The “apparition” that had so arrested Elieazar emanated a brilliance that permeated this theater on the hillside. It was human in appearance, and yet inhuman. A man. A creature. A source of unimaginable light. After a moment of silence, it spoke . . .
“Do not be frightened.” Despite his appearance, despite the supernatural tension of the moment, his words were soothing. If it is possible to go from intense fear to calm expectancy in an instant of time, it happened in the terror-stricken hearts of these peasant shepherds.
“I bring you good news of immense joy.”
Joy is the result and the essence of a love fulfilled. It is one of the many reasons for the gift of life. We may count it useful or productive to live one’s life in the service of another, or of God. This is another reason for the gift of life. But it is the simple things of joy, the smile and laughter of a grandchild, the lifting of a cloud to the heavens, the smell of jasmine, the announcement of a birth — all of these also, are reasons for life and living.
“What is this news? For whom is it intended?” The words struggled to emerge from Lemuel’s mouth. Despite his emotional overload, somewhere in the background of his consciousness lurked the question, “Why is God’s angel bringing news to humble, unknown shepherds?” Why indeed? Why does God invest himself in the statistically insignificant? With the whole of Creation from which to choose, why choose earth? From among all the peoples of the earth, why choose a tiny sect called Jews? Why choose Abraham? Moses? Elijah? Why choose a slight youth to slay a threatening giant? Why choose Bethlehem? Why does God, as he moves events among men, have the perversity to make small men large, and large men small? Why this delight in the small, the insignificant? Is it because he is attracted to humility, and put off by the proud strutting of human arrogance? God holds sway over the heavens. Men of power and influence have no power or influence with him.
This is perhaps exciting news to the disenfranchised, the governed, for those whose lives are dramatically affected by the whims of others. But that is hardly the point. It could be argued that the impoverished have stronger character, are less pretentious or full of themselves. Alas, the character flaws, pretentiousness and pride of the poor is as ubiquitous as among the rich.
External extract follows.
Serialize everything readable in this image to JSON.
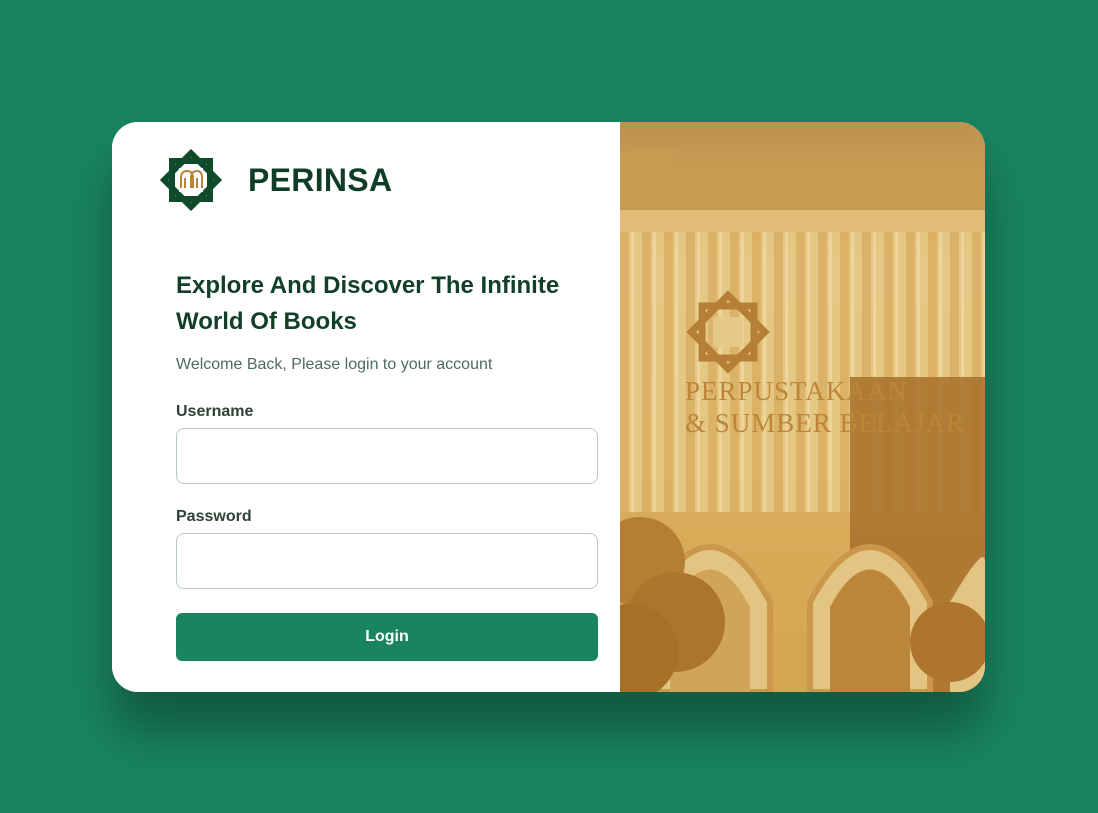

It is, nonetheless, a fact that pain is greater among those without the resources to make life more pleasant. Suffering is more prevalent. Babies die quicker and more often. More violence and murder. Hunger. The feeling of being in need, greater. The struggle for survival more intense. The malaise of will and determination more understood. More of their lives spent in prisons. Though many cry out against the terrible Fate that decreed their poverty, God is still more readily received among such people. They seek him for they have discovered that mankind does not love them, does not know what to do with them. They have no place else to go. If God does not help them, they will perish. Of course, the verdict of the affluent and sufficient is that these pathetic creatures need a God. They invent something or Someone larger than themselves, larger than anything they know in order to help them survive in a competitive world. Poor things. That is obviously why their God favors them, is it not?
Lemuel however, could not think beyond Why? For him there was none of this insufferable pedantic reasoning. He was afraid.